A Solution For The Rural CommunityRead Time: 4 minutes
From 2008 to 2015, the number of freestanding emergency rooms (FSERs) in the US increased by 76%. Initially, FSERs were created as a solution for providing healthcare services to rural communities. With low overhead and high patient satisfaction rates, these facilities continue to play a crucial role in rural healthcare.
What is an FSER?
FSERs were developed as a solution for rural communities. The model continues to be used when hospitals can no longer support the infrastructure of a full inpatient facility. Typically, these freestanding emergency rooms provide 24/7 emergency services, as well as imaging and on-site labs. Unlike a traditional hospital, these facilities do not have operating rooms or inpatient rooms. Patients who need an elevated level of care are often transferred to nearby facilities.
Two ER versions
There are two critical distinctions in FSERs. One type of freestanding emergency department (ED) operates under the umbrella of an affiliate hospital. The other type is run independently by a group or partnership and has no specific hospital affiliation. These facilities are not urgent care centers but typically can provide the same services as an emergency room at a hospital.

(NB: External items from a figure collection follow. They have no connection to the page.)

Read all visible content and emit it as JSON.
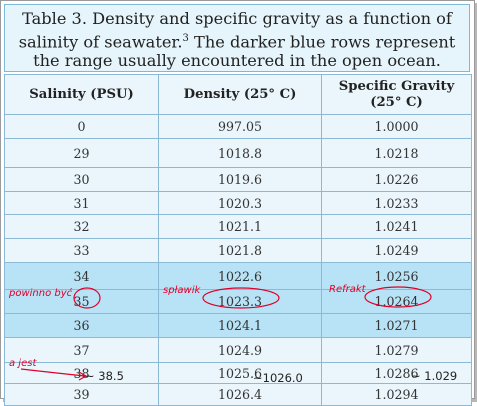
{
  "caption": {
    "line1": "Table 3.  Density and specific gravity as a function of",
    "line2_text": "salinity of seawater.",
    "line2_ref": "3",
    "line2_rest": " The darker blue rows represent",
    "line3": "the range usually encountered in the open ocean."
  },
  "headers": {
    "salinity": "Salinity (PSU)",
    "density_line1": "Density (25° C)",
    "sg_line1": "Specific Gravity",
    "sg_line2": "(25° C)"
  },
  "rows": [
    {
      "salinity": "0",
      "density": "997.05",
      "sg": "1.0000",
      "shade": "light"
    },
    {
      "salinity": "29",
      "density": "1018.8",
      "sg": "1.0218",
      "shade": "light"
    },
    {
      "salinity": "30",
      "density": "1019.6",
      "sg": "1.0226",
      "shade": "light"
    },
    {
      "salinity": "31",
      "density": "1020.3",
      "sg": "1.0233",
      "shade": "light"
    },
    {
      "salinity": "32",
      "density": "1021.1",
      "sg": "1.0241",
      "shade": "light"
    },
    {
      "salinity": "33",
      "density": "1021.8",
      "sg": "1.0249",
      "shade": "light"
    },
    {
      "salinity": "34",
      "density": "1022.6",
      "sg": "1.0256",
      "shade": "dark"
    },
    {
      "salinity": "35",
      "density": "1023.3",
      "sg": "1.0264",
      "shade": "dark"
    },
    {
      "salinity": "36",
      "density": "1024.1",
      "sg": "1.0271",
      "shade": "dark"
    },
    {
      "salinity": "37",
      "density": "1024.9",
      "sg": "1.0279",
      "shade": "light"
    },
    {
      "salinity": "38",
      "density": "1025.6",
      "sg": "1.0286",
      "shade": "light"
    },
    {
      "salinity": "39",
      "density": "1026.4",
      "sg": "1.0294",
      "shade": "light"
    }
  ],
  "annotations": {
    "powinno_byc": "powinno być",
    "splawik": "spławik",
    "refrakt": "Refrakt",
    "a_jest": "a jest",
    "value_salinity": "~ 38.5",
    "value_density": "~1026.0",
    "value_sg": "~ 1.029",
    "ink_color": "#e0002a"
  }
}
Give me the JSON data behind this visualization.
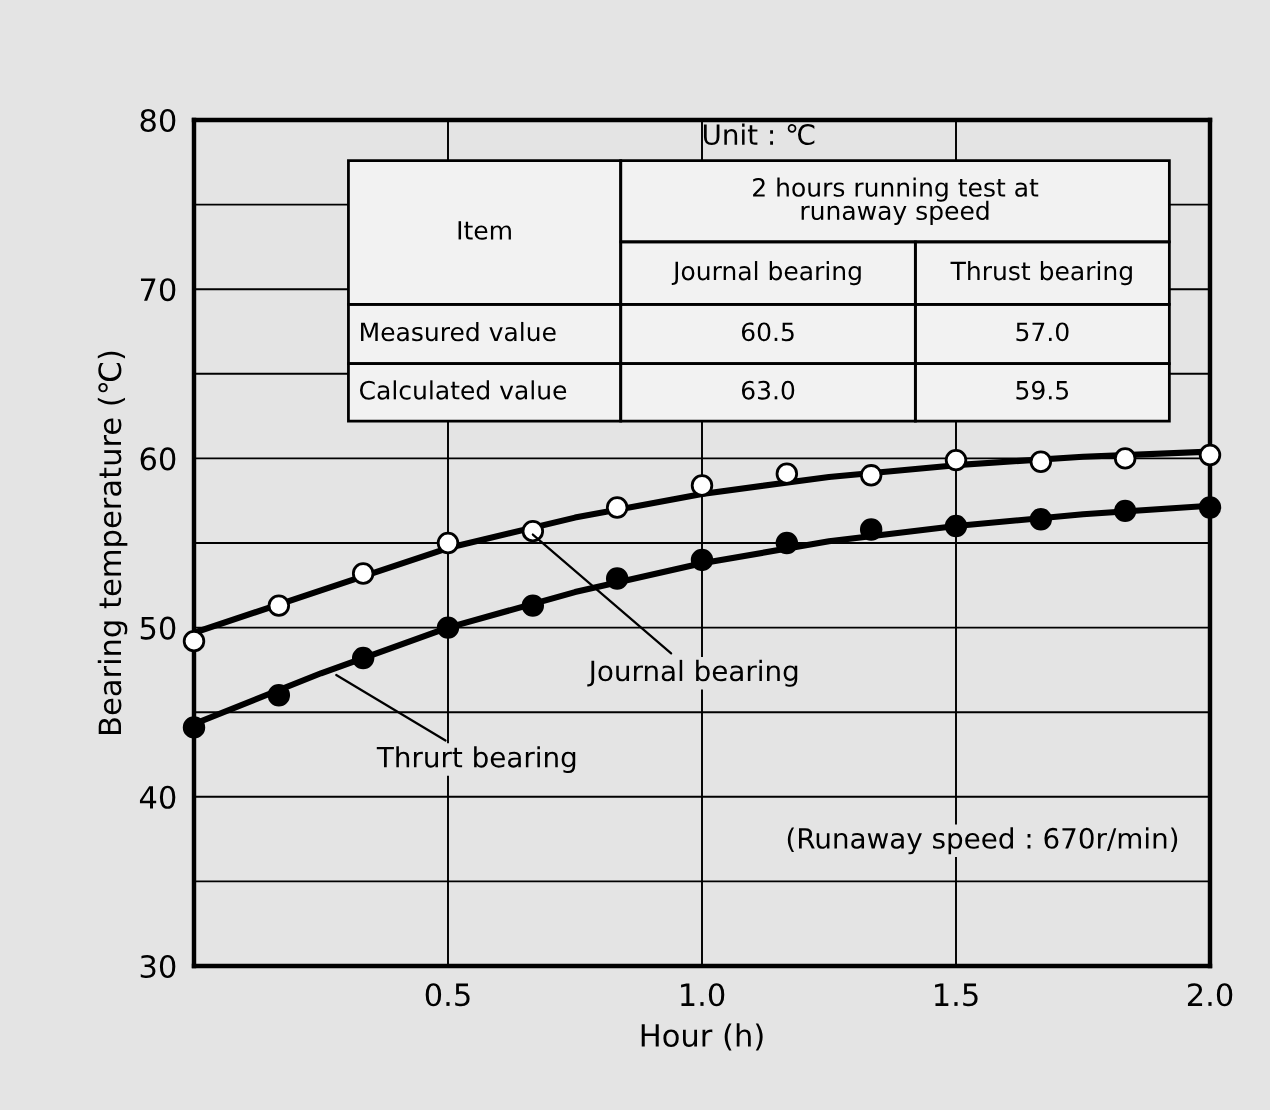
{
  "chart_data": {
    "type": "line",
    "xlabel": "Hour (h)",
    "ylabel": "Bearing temperature (℃)",
    "xlim": [
      0,
      2.0
    ],
    "xticks": [
      {
        "value": 0,
        "label": null
      },
      0.5,
      {
        "value": 1,
        "label": "1.0"
      },
      1.5,
      {
        "value": 2,
        "label": "2.0"
      }
    ],
    "ylim": [
      30,
      80
    ],
    "yticks": [
      30,
      {
        "value": 35,
        "label": null
      },
      40,
      {
        "value": 45,
        "label": null
      },
      50,
      {
        "value": 55,
        "label": null
      },
      60,
      {
        "value": 65,
        "label": null
      },
      70,
      {
        "value": 75,
        "label": null
      },
      80
    ],
    "grid": true,
    "legend": false,
    "marker": "circle",
    "x": [
      0,
      0.167,
      0.333,
      0.5,
      0.667,
      0.833,
      1.0,
      1.167,
      1.333,
      1.5,
      1.667,
      1.833,
      2.0
    ],
    "series": [
      {
        "type": "scatter",
        "color": "#ffffff",
        "values": [
          49.2,
          51.3,
          53.2,
          55.0,
          55.7,
          57.1,
          58.4,
          59.1,
          59.0,
          59.9,
          59.8,
          60.0,
          60.2
        ]
      },
      {
        "type": "scatter",
        "color": "#000000",
        "values": [
          44.1,
          46.0,
          48.2,
          50.0,
          51.3,
          52.9,
          54.0,
          55.0,
          55.8,
          56.0,
          56.4,
          56.9,
          57.1
        ]
      },
      {
        "marker": "none",
        "color": "#000000",
        "x": [
          0,
          0.25,
          0.5,
          0.75,
          1.0,
          1.25,
          1.5,
          1.75,
          2.0
        ],
        "values": [
          49.7,
          52.2,
          54.7,
          56.5,
          57.9,
          58.9,
          59.6,
          60.1,
          60.4
        ]
      },
      {
        "marker": "none",
        "color": "#000000",
        "x": [
          0,
          0.25,
          0.5,
          0.75,
          1.0,
          1.25,
          1.5,
          1.75,
          2.0
        ],
        "values": [
          44.3,
          47.3,
          50.0,
          52.1,
          53.8,
          55.1,
          56.0,
          56.7,
          57.2
        ]
      }
    ],
    "annotations": [
      "Unit : ℃",
      "Item",
      "2 hours running test at\nrunaway speed",
      "Journal bearing",
      "Thrust bearing",
      "Measured value",
      "60.5",
      "57.0",
      "Calculated value",
      "63.0",
      "59.5",
      "(Runaway speed : 670r/min)",
      {
        "text": "Journal bearing",
        "x": 0.667,
        "y": 55.5
      },
      {
        "text": "Thrurt bearing",
        "x": 0.28,
        "y": 47.2
      }
    ]
  }
}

Concerns for rural communities
The cost of healthcare continues to be a concern in rural communities. Rural hospitals are often a population’s only option for healthcare services. However, these hospitals can struggle to meet budget requirements. These cost challenges are related to patient volume, the variation of services offered, and recruitment and staffing challenges.
The impact of FSERs
Some new models of freestanding emergency rooms are financially sustainable. Many communities find significant benefits from also offering a range of outpatient services at the FSER, such as primary care, cardiology, and laboratory draw sites. This model can help keep operating costs lower while providing enough value to the community to bring in enough patient volume.
In hospitals emergency rooms, 10-40% of patients come to the facility by ambulance. In freestanding emergency rooms, over 90% of patients come as walk-ins. These facilities also have high rates of patient satisfaction and low readmission rates. FSERs provide treatment for critical, time-sensitive conditions like heart attacks and strokes.
Changing rural healthcare
With many small hospitals struggling to stay open, healthcare professionals need to figure out how to keep rural hospitals cost-efficient. Creating a freestanding ER may be the solution. This model can help to lower costs while still offering quality healthcare services to communities in need.